Bohjalian’s latest novel is less about the sleepwalker of the title, Annalee Ahlberg, than the bereft family she leaves behind. She disappears in the middle of the night — possibly drowning in a nearby river, maybe falling — leaving two daughters and a husband to find their way forward in her absence.

Taking place over a year in early 2000, the focus is primarily on eldest daughter Lianna who puts off a return to college indefinitely during the search for her mother. All signs point to sleepwalking, but if she was sleepwalking when she disappeared, why is there no body? When the investigation stalls, so does the Ahlberg family. Lianna brushes off questions about when she will go back to school and throws herself into running the household, helping with 12-year-old sister Paige, and her professor father who has started drinking himself to sleep at night. Complicating matters is her attraction to the handsome detective involved in the investigation who knew Annalee from the sleep clinic. Both share the same intense sleepwalking disorder and were a “support group of two” meeting just for the occasional coffee, according to Detective Rikert.

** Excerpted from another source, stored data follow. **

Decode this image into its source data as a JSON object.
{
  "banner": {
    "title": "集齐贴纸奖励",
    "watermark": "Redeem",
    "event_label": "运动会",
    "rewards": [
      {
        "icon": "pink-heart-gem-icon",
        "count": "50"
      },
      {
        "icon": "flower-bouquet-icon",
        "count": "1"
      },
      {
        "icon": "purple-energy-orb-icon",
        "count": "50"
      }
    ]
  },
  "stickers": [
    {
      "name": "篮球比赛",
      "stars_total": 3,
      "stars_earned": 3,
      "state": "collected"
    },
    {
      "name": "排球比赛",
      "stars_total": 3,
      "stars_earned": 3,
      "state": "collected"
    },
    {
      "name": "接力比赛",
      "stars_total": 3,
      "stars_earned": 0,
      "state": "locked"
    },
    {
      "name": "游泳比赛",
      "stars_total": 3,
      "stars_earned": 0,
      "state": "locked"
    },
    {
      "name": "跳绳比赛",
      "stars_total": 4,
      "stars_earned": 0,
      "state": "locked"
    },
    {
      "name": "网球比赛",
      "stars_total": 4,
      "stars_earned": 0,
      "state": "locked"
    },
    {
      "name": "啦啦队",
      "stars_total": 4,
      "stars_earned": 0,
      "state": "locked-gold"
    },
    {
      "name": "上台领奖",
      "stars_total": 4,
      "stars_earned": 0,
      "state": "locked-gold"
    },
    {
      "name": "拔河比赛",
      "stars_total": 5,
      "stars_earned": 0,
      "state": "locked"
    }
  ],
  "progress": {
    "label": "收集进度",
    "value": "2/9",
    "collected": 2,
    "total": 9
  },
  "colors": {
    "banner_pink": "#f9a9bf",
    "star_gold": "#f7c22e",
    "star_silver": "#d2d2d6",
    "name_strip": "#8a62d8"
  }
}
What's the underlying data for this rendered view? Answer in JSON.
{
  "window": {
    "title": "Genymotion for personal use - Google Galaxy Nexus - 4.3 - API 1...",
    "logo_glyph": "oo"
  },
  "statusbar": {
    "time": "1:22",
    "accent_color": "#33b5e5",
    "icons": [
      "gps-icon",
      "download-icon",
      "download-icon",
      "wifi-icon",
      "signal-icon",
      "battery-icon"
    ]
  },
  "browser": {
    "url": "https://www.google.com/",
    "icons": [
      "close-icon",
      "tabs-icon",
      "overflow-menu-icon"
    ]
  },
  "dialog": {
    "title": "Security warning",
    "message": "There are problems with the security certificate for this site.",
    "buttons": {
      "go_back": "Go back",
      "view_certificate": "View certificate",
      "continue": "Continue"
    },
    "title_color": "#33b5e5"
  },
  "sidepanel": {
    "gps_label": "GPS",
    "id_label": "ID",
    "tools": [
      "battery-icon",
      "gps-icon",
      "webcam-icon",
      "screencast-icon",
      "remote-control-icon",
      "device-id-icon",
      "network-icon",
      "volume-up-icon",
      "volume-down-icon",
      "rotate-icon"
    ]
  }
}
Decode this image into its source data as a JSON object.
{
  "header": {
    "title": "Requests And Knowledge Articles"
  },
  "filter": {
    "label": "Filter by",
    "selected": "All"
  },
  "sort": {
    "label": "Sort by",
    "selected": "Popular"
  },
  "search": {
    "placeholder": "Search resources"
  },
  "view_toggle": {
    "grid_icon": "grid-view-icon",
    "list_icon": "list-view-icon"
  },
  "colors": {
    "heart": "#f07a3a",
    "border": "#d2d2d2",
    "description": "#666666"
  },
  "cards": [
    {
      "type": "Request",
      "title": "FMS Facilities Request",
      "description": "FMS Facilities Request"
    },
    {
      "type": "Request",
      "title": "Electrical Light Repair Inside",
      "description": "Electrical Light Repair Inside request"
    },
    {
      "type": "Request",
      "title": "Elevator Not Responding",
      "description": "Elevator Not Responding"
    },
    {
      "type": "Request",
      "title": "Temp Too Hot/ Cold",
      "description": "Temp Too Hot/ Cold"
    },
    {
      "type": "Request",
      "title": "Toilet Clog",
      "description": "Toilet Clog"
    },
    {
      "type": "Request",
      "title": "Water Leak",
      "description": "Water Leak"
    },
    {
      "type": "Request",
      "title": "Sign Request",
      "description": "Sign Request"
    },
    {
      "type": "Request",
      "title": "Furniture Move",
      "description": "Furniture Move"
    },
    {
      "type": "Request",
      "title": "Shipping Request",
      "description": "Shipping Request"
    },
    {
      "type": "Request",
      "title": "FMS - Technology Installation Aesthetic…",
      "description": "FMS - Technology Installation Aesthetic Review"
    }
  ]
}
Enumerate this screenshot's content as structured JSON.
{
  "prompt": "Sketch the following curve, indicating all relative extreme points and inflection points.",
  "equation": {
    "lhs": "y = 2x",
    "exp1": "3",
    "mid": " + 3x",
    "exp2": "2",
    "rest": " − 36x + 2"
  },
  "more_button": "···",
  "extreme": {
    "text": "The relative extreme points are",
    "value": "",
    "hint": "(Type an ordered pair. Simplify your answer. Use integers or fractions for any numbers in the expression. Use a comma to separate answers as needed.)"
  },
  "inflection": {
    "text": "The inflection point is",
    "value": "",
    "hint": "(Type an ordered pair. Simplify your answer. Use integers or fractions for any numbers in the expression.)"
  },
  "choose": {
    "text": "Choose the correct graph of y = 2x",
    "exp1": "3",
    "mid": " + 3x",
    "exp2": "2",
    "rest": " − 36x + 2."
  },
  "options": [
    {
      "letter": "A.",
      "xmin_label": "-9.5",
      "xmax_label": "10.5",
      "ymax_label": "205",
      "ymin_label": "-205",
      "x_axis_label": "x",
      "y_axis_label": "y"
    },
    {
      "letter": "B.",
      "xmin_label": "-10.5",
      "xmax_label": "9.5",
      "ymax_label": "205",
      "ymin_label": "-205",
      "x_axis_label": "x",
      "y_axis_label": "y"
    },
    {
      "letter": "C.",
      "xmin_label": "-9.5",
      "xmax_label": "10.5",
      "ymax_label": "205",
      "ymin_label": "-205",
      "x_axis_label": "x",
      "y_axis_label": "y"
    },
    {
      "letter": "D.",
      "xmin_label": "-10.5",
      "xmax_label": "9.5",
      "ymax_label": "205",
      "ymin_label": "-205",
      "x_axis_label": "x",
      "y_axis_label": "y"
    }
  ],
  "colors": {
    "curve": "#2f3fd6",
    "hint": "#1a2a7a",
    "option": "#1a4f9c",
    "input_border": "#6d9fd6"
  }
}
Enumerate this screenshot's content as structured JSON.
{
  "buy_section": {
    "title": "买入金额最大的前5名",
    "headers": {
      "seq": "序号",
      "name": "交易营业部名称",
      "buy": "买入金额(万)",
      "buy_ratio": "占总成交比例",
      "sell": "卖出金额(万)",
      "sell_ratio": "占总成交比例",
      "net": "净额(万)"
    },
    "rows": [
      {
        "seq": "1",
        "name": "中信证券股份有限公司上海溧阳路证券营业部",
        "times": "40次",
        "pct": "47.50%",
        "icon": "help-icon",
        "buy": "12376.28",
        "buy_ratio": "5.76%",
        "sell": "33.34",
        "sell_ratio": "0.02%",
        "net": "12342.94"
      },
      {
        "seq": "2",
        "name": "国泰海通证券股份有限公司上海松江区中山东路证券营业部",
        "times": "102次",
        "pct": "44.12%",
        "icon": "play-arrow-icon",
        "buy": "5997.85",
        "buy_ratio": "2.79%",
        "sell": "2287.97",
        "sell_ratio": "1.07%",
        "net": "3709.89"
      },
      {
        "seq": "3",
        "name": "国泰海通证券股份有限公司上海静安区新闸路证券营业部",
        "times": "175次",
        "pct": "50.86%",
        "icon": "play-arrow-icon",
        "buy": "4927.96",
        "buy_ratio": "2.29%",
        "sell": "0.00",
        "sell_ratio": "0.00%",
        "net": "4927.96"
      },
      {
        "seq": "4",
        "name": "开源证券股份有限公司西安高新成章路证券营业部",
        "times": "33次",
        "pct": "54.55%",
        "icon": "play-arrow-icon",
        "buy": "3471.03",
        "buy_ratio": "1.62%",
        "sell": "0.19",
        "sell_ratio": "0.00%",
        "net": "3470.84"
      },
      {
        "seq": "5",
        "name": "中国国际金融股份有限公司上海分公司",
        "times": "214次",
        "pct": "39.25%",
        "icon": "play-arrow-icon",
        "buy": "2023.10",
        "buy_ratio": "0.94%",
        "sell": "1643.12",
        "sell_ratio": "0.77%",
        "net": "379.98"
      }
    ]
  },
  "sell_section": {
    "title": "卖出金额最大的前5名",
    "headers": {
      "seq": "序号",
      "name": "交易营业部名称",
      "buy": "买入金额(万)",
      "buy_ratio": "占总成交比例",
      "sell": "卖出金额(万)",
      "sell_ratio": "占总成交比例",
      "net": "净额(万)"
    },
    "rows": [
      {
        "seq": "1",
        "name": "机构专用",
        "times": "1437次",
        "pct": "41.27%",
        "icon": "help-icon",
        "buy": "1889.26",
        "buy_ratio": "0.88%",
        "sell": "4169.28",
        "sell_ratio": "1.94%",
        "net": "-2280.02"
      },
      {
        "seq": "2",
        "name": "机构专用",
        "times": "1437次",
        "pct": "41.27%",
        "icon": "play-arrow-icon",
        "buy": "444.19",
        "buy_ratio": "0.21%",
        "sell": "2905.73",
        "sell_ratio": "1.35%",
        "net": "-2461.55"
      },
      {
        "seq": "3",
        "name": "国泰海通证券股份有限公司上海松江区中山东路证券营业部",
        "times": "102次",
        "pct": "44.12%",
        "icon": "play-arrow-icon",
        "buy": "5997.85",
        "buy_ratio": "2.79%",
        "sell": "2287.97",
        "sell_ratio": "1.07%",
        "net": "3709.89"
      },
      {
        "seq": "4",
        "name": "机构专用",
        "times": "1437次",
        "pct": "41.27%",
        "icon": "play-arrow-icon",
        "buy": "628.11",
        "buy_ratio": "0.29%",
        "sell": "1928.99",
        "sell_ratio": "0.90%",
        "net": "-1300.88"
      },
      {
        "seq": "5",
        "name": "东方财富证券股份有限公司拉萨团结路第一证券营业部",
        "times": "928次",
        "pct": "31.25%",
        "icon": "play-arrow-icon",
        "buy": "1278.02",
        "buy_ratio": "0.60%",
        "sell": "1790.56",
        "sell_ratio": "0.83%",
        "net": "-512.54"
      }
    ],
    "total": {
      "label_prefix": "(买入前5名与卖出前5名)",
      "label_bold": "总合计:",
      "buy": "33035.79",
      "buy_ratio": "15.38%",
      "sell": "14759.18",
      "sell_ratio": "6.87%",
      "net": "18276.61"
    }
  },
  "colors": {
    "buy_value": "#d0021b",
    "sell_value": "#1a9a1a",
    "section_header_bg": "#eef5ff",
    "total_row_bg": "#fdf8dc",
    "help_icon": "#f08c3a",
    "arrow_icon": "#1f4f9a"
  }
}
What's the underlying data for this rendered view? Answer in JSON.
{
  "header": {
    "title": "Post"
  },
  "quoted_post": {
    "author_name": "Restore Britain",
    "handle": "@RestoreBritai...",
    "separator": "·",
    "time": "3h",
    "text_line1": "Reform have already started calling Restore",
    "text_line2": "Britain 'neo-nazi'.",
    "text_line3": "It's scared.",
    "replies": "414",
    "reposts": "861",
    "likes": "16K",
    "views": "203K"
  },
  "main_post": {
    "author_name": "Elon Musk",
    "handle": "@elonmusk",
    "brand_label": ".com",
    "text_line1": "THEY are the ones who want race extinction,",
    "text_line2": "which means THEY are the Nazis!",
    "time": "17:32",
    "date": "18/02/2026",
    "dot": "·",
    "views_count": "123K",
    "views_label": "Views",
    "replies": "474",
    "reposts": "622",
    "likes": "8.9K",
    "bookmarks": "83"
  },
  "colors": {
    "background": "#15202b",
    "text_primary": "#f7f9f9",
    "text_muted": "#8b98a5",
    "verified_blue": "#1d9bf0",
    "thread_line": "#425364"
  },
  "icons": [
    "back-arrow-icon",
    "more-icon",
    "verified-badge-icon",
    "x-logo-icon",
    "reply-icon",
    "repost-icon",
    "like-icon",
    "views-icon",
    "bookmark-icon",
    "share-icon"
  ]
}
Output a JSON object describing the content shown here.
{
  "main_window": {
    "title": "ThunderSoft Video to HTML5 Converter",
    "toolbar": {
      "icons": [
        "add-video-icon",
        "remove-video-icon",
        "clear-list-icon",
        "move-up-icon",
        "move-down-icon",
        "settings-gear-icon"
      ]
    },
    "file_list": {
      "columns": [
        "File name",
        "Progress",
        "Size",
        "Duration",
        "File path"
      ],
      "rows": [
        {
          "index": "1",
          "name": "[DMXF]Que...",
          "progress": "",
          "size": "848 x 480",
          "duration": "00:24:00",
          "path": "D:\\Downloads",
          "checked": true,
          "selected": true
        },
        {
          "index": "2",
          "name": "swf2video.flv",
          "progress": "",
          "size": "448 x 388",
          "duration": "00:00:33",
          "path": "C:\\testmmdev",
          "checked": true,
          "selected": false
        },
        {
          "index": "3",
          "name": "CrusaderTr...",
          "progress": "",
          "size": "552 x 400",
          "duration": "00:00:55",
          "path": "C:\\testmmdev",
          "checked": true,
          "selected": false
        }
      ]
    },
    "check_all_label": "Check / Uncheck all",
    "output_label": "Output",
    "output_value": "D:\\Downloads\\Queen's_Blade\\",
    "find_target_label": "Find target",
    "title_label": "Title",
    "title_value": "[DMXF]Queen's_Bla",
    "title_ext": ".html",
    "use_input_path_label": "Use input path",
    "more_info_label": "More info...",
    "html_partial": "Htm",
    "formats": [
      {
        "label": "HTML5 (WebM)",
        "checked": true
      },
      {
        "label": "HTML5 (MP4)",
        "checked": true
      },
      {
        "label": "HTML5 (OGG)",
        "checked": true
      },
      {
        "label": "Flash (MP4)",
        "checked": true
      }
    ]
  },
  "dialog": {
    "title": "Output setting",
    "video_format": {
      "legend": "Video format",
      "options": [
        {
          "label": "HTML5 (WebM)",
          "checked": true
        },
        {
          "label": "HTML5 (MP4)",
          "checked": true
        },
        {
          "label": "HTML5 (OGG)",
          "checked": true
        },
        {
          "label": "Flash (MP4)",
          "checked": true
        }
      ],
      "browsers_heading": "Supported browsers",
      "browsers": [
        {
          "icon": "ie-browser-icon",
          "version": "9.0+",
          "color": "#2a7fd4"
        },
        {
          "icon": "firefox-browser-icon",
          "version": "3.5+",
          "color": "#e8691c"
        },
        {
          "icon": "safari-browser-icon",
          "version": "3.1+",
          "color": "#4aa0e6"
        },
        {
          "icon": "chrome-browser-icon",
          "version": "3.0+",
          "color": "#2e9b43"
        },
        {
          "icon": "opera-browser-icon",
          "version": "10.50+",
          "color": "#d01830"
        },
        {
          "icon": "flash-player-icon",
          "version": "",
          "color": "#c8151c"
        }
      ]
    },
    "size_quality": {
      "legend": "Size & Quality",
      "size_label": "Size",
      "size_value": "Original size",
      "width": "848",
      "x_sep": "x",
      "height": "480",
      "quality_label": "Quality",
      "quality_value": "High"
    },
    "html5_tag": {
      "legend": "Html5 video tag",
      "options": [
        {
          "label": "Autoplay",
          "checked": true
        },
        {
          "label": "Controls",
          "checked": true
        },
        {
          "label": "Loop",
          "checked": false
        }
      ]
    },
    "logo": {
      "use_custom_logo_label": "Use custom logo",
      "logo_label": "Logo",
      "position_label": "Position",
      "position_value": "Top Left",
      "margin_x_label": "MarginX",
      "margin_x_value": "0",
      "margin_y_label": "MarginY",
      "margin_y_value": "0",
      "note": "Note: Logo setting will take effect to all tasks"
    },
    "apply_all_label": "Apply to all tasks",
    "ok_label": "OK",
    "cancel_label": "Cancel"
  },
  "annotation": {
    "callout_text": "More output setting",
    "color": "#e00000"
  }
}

Bohjalian unfolds the Ahlberg’s story gracefully with real empathy for the two daughters, one on the cusp of womanhood and one teetering between youth and adulthood, both very much in need of their mother. Lianna spends a fair amount of time in a stoned haze, observing her father, pondering her parents marriage, and wondering whether Rikert was being completely honest about his relationship to Annalee. The writing is elegant, including a beautifully written passage about something you wouldn’t expect to be described in such eloquent terms. With an appealing and sympathetic cast of characters and capped with a satisfying twist, “The Sleepwalker” is Bohjalian at his best and will appeal to fans of  domestic fiction with a touch of mystery.

Published January 10, 2016
Doubleday

An advance galley of this book was provided by the publisher in exchange for an honest opinion.